An Office of Resource Management should be established by the next Government, according to EEF- the Manufacturers’ Organisation.
EEF has set out five priorities that it would like to see the next Government adopt in its Manufacturing: Powering the Economy document that sets out an agenda for Government to 2020.
Its five priority areas are:
- Skills – developing existing employees and attracting employees of the future to a career in industry with cutting-edge training and respected qualifications
- Innovation – keeping Britain at the forefront of new technology through research and development with a tax regime that incentivises and rewards innovation and long-term business investment
- Infrastructure – delivering road, rail and airport improvements to support UK business
- Energy and resources – keeping a tight lid on energy costs for industry and transforming our approach to protecting and reusing precious resources
- Staying in the EU – keeping Britain at the heart of the EU, making the economic case and supporting reform.
As part of the energy and resources priority area, EEF wants a new policy unit, an Office of Resource Management, to be established that will embark on long-term planning and scenario exercises, economic forecasts, innovation and infrastructure assessments.
It also wants a review of the Carbon Price Floor with an aim to remove the tax as soon as fiscally possible. A cost reduction strategy for the support of low carbon electricity generation should be established.
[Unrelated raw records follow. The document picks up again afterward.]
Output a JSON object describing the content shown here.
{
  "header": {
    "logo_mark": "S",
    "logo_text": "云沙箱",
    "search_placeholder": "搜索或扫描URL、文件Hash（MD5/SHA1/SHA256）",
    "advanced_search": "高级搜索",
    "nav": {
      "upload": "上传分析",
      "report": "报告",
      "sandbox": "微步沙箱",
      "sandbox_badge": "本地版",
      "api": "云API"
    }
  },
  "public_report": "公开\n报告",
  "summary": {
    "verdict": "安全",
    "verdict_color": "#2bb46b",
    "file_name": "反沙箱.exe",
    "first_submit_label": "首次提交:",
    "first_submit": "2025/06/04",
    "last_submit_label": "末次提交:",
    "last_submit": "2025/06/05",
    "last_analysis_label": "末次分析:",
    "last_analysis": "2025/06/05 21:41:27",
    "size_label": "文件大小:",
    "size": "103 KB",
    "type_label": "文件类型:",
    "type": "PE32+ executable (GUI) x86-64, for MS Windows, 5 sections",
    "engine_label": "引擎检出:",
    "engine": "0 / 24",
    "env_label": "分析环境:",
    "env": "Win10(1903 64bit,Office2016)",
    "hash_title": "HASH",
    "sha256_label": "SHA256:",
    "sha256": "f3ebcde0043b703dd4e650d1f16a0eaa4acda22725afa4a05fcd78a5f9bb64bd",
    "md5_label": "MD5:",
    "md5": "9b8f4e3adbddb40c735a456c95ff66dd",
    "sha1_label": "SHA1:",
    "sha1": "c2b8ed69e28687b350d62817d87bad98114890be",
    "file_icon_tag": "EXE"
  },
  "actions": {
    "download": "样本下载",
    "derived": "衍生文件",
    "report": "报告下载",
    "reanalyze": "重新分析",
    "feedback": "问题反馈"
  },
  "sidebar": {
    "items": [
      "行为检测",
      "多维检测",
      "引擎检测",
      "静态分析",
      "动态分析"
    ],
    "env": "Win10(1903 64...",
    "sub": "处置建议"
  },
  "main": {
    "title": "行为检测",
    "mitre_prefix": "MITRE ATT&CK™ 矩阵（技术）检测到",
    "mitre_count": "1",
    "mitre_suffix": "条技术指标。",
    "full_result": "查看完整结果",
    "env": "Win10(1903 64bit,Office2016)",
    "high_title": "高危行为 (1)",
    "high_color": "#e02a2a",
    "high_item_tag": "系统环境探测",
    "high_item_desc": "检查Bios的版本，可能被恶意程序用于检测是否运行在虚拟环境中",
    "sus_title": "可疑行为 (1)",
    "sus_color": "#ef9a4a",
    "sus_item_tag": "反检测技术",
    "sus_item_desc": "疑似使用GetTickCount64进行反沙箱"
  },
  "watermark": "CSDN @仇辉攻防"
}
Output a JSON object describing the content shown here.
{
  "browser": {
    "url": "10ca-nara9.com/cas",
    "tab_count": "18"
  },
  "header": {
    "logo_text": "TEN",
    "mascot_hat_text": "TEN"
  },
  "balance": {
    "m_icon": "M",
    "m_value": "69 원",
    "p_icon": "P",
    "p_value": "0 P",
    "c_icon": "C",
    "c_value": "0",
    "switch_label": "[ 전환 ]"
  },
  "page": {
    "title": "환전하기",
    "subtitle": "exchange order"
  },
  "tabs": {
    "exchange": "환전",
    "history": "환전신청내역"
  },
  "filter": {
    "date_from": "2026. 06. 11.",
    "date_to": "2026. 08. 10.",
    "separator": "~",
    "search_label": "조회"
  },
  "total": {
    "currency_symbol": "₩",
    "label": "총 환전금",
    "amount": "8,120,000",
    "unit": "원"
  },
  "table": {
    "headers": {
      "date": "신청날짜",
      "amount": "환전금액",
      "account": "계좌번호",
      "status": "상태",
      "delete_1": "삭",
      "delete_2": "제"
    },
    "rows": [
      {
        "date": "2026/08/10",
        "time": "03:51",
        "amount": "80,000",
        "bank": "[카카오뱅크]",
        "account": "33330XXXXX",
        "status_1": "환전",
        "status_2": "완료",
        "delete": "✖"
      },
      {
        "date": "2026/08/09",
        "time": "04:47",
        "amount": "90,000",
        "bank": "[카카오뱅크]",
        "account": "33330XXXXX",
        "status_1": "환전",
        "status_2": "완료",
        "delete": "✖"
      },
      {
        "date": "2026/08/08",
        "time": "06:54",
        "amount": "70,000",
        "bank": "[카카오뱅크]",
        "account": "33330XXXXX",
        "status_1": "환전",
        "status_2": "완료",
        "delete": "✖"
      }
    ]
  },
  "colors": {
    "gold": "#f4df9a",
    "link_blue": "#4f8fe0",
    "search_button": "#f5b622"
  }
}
EEF also wants an energy intensive decarbonisation strategy produced drawing heavily on the 2050 low carbon roadmaps that sets out a cost-effective pathway to decarbonisation.
Writing in the introduction to the document, EEF chief executive Terry Scuoler said: “More still needs to be done if we want to be a great manufacturing and trading nation again and if we are to generate a better-balanced growth our economy requires. That is why we are setting out five key policy areas a new Government must drive forward in support of rebalancing and long-term economic security.
“Manufacturers can themselves do more to ensure UK industry remains on a strong growth trajectory – by being bold with their plans to access new markets, ambitious in their development and acquisition of new technologies and enthusiastic in encouraging more people to enter the sector.
“Government must also be a collaborative partner. First and foremost we need all parties vying for Government in 2015 to set out a clear vision for the UK economy over the next Parliament in order to provide certainty for our investors and innovators.”